Your power supply falls under tier 3 (description below). Technically you have enough wattage to run the card. I'd be cautious when overclocking on that tier of card though. If you decide to purchase a new power supply, consider upgrading to 850 or 1,000 watts if you might one day SLI or CF two Nvidia or AMD cards respectively. I have a personal preference for EVGA G2 power supplies.

Tier Three
Some Haswell compatible, some not (maybe unconfirmed). Still safe to use and stable, just lower quality components. Some capacitors maybe Japanese, but can include the Taiwanese capacitors. Not really ideal in serious overclocking or super-high load situations, such as a Bitcoin mining rig or a high end gaming system. - See more at: http://www.tomshardware.co.uk/forum/id-2547993/psu-tier-list.html#sthash.IBrtuyaA.dpuf

 
Solution
Ah, you did ask that in your original post, and I forgot. Sorry for my oversight. Just out of curiosity, did you watch the recent review by Jay? (below).
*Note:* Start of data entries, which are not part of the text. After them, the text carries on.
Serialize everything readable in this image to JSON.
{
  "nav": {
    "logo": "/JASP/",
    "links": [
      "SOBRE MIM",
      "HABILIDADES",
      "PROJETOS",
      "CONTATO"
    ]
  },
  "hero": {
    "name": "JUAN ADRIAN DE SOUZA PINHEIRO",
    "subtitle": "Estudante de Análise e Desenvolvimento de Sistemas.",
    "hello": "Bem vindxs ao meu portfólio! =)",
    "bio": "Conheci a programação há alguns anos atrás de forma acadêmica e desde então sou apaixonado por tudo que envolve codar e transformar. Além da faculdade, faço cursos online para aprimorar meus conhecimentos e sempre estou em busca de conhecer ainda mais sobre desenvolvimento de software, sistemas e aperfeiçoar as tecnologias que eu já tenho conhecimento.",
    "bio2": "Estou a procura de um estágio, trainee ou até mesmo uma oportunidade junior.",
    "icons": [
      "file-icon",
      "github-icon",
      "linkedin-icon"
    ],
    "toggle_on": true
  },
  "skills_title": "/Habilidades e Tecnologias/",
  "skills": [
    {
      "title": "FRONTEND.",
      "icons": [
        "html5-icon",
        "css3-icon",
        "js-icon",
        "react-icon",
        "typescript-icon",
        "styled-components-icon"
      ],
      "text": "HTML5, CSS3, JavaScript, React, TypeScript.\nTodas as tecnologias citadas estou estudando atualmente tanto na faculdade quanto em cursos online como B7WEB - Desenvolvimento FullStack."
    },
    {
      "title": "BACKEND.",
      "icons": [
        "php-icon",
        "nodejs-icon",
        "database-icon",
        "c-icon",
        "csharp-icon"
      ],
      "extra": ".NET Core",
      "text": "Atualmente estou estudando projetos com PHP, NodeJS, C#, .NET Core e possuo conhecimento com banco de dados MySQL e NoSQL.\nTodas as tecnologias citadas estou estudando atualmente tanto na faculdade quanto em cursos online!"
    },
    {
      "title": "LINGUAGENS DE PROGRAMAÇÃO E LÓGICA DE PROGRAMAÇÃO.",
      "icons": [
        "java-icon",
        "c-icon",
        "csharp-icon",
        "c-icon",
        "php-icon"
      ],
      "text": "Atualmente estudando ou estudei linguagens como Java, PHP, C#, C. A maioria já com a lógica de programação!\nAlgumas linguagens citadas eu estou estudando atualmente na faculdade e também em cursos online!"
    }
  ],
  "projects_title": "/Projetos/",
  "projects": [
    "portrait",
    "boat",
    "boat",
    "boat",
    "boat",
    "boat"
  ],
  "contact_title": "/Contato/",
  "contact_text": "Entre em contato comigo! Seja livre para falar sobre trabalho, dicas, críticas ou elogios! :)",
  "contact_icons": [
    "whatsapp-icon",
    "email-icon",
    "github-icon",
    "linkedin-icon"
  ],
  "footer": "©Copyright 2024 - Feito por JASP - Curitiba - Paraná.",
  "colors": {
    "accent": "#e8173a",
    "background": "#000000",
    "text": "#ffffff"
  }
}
In answer to "that" part of your question, I honestly don't know. My knee-jerk response is to suggest purchasing the EVGA 980 Ti reference card, which only requires one 8 pin and one 6 pin. Reference cards keep the inside of your case cooler, the GPU itself is noticeably warmer, but the card is louder than a custom cooler. The Gigabyte card, according to Jay, is much quieter and the GPU remains cooler. Can enough molex connectors be combined to distribute enough power for an 8 pin PCIe power connector? My reference card came with a two 4 pin molex to one 6 pin PCIe connection. By Googling, I see that two 4 pin molex to one 8 pin adapter's exist, but I have no personal experience using them for such a powerful card. My understanding was that each molex supplies 30 watts by spec, so I'm not sure I trust those adapters, but as I said I have no experience with trying to make that jump. Perhaps someone else in the forum will know.

Anyone else know the answer to Kulwant's question?

JayzTwoCents - Gigabyte GTX980Ti G1 Gaming Review! CUSTOM PCB TIME!
https://www.youtube.com/watch?v=B2-gCXscH04
 

Karnivore

Honorable
Mar 18, 2015
33
0
10,530
It will be fine. If you build it via PC Specialist with all the components in your machine, then select the VS 650 it says everything is fine:
https://www.pcspecialist.co.uk/computers/intel-x99-pc/

Not the ideal way to work it out, but PC Specialist will tell you if you need a bigger/better power supply when you click proceed. FYI, I have a 5820k with a 650 CS and it says it's ok, despite the 5820k using a good 50 odd watts on top of the 4790k.
 
It's not about quantity, but quality. Cheap PSU's supply power which is worse than good quality PSU's, wearing out components and some going so far as to fry motherboards and graphics cards within months. And when one of these components goes out, there's no option but to replace it. Better sacrifice $20 now than sacrifice $1000 in 4 months.